The author makes a good point -- everything should either be covered by tested or explicitly marked as excluded. Having a gray area of code that is included but not covered by tests is a recipe for missing something. That much seems obvious.

4 comments

Seems like 50% coverage is better than 0% coverage and 75% coverage is better than 50% coverage.

The author argues about the horrors of going from 80% to 79.9%, but I don't see how that is any different from the suggestion to explicitly exclude code. The excluded code is still in the gray area of code that is included but not covered by tests. What happens when someone starts making breaking changes to excluded code?

> What happens when someone starts making breaking changes to excluded code?

You... don't.
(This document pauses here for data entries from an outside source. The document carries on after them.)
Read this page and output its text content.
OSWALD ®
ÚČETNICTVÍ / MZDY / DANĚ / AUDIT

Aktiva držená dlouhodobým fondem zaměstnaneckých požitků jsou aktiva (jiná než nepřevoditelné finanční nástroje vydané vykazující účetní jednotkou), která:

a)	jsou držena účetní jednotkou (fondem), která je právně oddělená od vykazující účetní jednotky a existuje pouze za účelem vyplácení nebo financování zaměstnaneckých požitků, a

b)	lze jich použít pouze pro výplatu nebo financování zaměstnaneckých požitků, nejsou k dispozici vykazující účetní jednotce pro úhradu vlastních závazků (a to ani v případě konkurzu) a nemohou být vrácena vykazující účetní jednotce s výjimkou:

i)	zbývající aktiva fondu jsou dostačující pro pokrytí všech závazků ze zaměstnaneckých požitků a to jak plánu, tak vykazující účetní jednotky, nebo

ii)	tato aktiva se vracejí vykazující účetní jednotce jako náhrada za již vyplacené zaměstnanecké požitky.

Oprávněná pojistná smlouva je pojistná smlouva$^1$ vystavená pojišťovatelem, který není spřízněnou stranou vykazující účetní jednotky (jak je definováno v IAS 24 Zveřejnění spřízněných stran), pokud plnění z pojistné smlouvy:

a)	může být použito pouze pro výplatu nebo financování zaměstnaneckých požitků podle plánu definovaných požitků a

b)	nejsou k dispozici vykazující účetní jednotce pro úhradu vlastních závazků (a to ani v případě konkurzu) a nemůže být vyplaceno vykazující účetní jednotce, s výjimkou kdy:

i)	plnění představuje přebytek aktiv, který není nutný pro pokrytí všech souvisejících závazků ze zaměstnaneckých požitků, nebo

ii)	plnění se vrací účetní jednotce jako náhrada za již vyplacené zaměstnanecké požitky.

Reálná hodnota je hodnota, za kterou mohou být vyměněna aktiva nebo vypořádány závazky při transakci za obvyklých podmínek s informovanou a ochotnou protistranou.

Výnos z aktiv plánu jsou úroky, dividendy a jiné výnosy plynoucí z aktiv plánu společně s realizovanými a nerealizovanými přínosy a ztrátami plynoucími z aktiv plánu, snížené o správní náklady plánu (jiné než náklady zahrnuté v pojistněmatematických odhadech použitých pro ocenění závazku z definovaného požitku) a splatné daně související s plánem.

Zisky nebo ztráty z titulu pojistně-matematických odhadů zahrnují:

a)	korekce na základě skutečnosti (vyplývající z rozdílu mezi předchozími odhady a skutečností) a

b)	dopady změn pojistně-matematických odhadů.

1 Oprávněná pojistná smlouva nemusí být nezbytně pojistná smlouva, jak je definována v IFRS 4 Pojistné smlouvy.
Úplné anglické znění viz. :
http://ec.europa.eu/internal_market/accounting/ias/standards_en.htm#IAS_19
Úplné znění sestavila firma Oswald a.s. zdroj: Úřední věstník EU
You un-exclude it first, and then, because of the rule, you're not allowed to commit the code until you write the tests that bring it back up to 100% coverage. Then you make breaking changes.

I'm not following the benefit of excluding code in the first place. Your method seems like more work, more error prone, and more likely to leave unintended gaps in coverage.
Lots of code bases have code coverage in some middle range, lets say it's 82.34%. What does that number tell you? Did the team write 7.64% more code this month that doesn't have test cases?

The point you're making is actually irrelevant to the discussion. If you explicitly excluded code, you probably have a reason for that and you take your chances. Ideally, in a perfect world, you'd have no excluded code.

This is why we have tools like coveralls.

Also, this method doesn't show when you remove excluded code or add coverage for it. In a perfect world you should have no excluded code, and in a perfect world you should have 100% coverage.

World isn't perfect though, and a good working product with critical features is better than one lacking important features but with '100%' coverage.

That's exactly what we practice. And it works quite well. Can only recommend this methodology.
Telling the obvious from the true is the role of science.
Beautiful statement
What about the opposite? Exclusively marked as tested and assumed to not be otherwise?